This case study explains how we were able to help a client to ensure that their leaflets were distributed to areas where people would be most receptive to the service they were offering. It shows how careful targeting can improve response rates and also help minimise wastage.
We recently completed a job for a company who help people with financial difficulties to release capital from their house. This job was interesting from the perspective that the client was keen to distribute 10,000 leaflets into a specific geographic area based on her ‘gut feel’ and local knowledge.

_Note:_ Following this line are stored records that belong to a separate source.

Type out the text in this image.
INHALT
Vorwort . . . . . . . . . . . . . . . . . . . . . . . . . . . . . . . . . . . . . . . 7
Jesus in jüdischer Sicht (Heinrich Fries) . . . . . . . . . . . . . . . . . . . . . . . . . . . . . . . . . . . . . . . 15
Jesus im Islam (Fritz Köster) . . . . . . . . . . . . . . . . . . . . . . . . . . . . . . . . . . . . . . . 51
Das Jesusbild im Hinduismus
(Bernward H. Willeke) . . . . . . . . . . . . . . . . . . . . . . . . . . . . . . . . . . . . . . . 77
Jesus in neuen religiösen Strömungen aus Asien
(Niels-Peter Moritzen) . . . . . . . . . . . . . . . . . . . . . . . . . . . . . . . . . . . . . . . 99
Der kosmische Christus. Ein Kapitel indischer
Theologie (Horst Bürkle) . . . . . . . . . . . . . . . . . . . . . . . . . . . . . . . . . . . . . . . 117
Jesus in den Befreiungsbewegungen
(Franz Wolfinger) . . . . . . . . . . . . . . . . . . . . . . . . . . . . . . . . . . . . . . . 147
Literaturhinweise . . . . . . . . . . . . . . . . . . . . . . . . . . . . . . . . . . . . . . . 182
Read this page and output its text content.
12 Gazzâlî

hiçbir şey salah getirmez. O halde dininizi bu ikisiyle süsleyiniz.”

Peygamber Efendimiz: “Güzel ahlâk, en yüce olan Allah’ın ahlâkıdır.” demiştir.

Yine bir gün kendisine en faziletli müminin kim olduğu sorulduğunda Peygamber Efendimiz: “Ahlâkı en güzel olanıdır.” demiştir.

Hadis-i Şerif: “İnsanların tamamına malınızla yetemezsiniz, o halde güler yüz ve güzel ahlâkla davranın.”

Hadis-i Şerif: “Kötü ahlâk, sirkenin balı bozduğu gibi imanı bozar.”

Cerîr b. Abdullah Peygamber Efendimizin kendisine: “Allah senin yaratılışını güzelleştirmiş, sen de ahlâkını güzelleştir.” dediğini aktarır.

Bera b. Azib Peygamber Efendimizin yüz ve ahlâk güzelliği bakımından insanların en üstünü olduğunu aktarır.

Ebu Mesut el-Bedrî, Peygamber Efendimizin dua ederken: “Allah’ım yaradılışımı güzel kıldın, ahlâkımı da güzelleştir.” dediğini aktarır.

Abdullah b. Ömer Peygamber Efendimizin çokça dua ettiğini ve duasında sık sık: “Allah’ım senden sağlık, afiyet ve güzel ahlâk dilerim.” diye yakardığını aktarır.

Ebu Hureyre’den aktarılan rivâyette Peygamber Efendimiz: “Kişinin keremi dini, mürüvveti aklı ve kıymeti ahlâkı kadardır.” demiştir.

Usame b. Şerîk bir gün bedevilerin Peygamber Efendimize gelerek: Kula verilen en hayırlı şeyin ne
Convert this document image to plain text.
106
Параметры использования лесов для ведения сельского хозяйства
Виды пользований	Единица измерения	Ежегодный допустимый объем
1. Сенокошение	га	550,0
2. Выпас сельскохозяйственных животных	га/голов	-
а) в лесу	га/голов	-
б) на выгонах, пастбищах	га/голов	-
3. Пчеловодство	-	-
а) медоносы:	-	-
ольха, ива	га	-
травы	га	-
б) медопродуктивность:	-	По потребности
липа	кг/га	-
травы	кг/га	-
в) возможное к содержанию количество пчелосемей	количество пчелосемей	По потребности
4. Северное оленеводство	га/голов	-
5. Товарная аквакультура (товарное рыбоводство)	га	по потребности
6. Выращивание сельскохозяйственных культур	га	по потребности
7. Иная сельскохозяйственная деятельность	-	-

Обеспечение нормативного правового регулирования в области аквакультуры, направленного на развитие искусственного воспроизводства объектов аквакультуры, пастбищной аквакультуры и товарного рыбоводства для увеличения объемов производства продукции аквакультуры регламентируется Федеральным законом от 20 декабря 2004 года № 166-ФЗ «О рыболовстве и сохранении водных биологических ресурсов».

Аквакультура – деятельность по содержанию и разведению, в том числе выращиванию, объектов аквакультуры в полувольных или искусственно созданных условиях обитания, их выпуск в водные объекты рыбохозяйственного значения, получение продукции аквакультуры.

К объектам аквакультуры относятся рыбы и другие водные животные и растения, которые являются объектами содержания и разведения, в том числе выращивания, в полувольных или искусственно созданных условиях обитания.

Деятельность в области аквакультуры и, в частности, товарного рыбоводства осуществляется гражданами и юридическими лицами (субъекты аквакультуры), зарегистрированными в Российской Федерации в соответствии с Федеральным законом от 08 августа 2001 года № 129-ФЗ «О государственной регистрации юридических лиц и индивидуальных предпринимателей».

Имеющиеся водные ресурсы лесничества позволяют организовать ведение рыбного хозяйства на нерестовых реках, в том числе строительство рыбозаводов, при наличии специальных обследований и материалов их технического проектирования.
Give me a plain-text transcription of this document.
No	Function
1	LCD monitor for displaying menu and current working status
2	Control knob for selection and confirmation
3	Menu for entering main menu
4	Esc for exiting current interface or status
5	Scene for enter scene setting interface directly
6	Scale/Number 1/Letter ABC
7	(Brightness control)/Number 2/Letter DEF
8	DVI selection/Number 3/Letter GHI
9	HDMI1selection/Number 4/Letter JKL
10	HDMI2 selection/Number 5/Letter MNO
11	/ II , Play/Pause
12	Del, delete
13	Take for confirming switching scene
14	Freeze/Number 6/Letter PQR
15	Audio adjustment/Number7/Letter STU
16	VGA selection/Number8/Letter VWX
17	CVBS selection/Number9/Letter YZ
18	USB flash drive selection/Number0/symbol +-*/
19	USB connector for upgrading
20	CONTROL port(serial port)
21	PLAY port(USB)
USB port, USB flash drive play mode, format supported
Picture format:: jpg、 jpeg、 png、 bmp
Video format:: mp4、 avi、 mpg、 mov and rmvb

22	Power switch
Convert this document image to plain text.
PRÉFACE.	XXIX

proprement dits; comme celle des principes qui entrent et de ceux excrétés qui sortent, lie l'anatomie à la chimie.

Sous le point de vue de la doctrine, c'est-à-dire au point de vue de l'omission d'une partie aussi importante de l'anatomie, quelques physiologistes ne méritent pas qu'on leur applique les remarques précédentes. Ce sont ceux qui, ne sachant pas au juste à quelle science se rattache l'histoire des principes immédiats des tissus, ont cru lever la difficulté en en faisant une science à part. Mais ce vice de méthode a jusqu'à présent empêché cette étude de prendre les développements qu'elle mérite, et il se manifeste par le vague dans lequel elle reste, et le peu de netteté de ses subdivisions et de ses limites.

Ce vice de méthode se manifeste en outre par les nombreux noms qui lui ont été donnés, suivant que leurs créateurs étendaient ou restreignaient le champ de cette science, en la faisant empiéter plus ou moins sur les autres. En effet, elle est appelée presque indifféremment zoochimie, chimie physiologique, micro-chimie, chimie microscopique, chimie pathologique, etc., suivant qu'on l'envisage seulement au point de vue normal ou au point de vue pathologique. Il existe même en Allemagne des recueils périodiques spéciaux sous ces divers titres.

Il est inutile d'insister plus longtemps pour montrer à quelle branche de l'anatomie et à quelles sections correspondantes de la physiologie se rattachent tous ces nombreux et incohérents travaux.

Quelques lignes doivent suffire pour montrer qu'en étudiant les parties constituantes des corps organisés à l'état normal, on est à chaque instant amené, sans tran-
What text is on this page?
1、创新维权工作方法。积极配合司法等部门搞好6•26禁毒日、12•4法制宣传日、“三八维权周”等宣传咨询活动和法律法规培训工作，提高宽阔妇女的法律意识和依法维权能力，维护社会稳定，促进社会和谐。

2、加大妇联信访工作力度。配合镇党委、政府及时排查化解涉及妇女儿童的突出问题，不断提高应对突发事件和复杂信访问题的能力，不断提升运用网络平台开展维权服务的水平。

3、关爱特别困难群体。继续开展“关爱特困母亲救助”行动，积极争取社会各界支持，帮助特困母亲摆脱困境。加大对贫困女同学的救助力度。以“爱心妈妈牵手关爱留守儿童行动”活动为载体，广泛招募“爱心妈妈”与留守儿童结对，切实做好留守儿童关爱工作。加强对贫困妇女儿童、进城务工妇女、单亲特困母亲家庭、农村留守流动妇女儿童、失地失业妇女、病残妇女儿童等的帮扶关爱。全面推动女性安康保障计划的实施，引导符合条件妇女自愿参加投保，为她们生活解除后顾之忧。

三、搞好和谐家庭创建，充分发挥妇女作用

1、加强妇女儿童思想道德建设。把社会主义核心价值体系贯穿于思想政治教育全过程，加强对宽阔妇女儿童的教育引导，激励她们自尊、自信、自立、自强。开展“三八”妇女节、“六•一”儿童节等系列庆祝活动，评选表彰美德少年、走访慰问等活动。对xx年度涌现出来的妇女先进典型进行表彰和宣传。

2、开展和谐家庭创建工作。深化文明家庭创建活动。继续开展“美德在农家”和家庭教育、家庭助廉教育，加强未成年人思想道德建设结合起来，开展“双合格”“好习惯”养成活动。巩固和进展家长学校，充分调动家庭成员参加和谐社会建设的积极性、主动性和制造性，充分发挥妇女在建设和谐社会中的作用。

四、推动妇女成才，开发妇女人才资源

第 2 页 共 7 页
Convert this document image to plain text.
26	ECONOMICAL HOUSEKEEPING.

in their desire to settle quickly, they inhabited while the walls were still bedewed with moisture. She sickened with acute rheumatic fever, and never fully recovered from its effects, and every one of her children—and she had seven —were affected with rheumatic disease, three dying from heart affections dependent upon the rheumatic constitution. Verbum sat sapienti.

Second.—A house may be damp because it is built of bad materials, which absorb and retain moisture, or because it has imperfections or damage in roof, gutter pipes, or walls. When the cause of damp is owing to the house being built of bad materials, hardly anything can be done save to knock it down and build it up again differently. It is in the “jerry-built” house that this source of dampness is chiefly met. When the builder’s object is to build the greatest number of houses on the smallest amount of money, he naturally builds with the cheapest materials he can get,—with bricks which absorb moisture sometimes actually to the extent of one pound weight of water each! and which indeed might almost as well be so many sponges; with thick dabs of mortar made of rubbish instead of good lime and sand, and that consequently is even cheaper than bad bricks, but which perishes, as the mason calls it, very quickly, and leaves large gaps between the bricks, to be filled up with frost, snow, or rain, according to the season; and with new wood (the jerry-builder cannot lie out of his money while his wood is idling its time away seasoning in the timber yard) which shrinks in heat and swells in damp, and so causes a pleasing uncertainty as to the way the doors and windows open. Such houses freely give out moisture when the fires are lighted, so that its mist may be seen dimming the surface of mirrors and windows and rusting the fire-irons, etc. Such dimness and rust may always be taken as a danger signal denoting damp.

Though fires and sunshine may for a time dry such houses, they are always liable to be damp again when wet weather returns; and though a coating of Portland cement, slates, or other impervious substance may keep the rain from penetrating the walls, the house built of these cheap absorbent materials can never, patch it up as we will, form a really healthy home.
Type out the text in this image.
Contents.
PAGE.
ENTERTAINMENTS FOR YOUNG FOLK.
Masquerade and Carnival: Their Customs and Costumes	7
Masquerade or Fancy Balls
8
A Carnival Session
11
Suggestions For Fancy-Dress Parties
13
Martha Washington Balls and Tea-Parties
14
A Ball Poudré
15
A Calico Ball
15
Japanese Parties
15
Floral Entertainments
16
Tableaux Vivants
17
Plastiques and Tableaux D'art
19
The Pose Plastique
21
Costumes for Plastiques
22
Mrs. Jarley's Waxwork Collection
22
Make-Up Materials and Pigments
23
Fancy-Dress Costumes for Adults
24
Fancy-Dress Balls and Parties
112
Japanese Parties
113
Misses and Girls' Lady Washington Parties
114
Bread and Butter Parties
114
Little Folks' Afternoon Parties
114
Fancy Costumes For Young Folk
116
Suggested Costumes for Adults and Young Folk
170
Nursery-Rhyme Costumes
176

We used a combination of our residential address database and mapping software to identify an area that had 10,000 houses in it. We were, however, concerned that the area was too wide and would not contain a high percentage of people who were in her target market, resulting in a high level of wastage. A typical example of this can be found in our case study about targeting the wrong audience.
After discussion, we agreed that it would be a good idea to run a demographic analysis on the area in order to identify the areas where people who would be interested in her service would be most likely to live.
The starting point was to understand the what their ideal client ‘looked’ like. For this client, this was a relatively straight forward process. They were looking for people who owned their own home and were likely to have high levels on indebtedness.
We ran these (and a few other) criteria through our demographic analysis system and used the resulting information to identify the most appropriate targets for the client. This was done by analysing each of the demographic types identified by our system and extracting the the percentage of people who owned their own house, the percentage who had CCJ’s (Count Court Judgements) against them and their CII (consumer indebtedness index).
Using these three pieces of information, we were able to create a weighting for each demographic type which allowed us to identify those that were a very good match, a good match and a reasonable match. It also enabled us to exclude those types that did not provide a good match.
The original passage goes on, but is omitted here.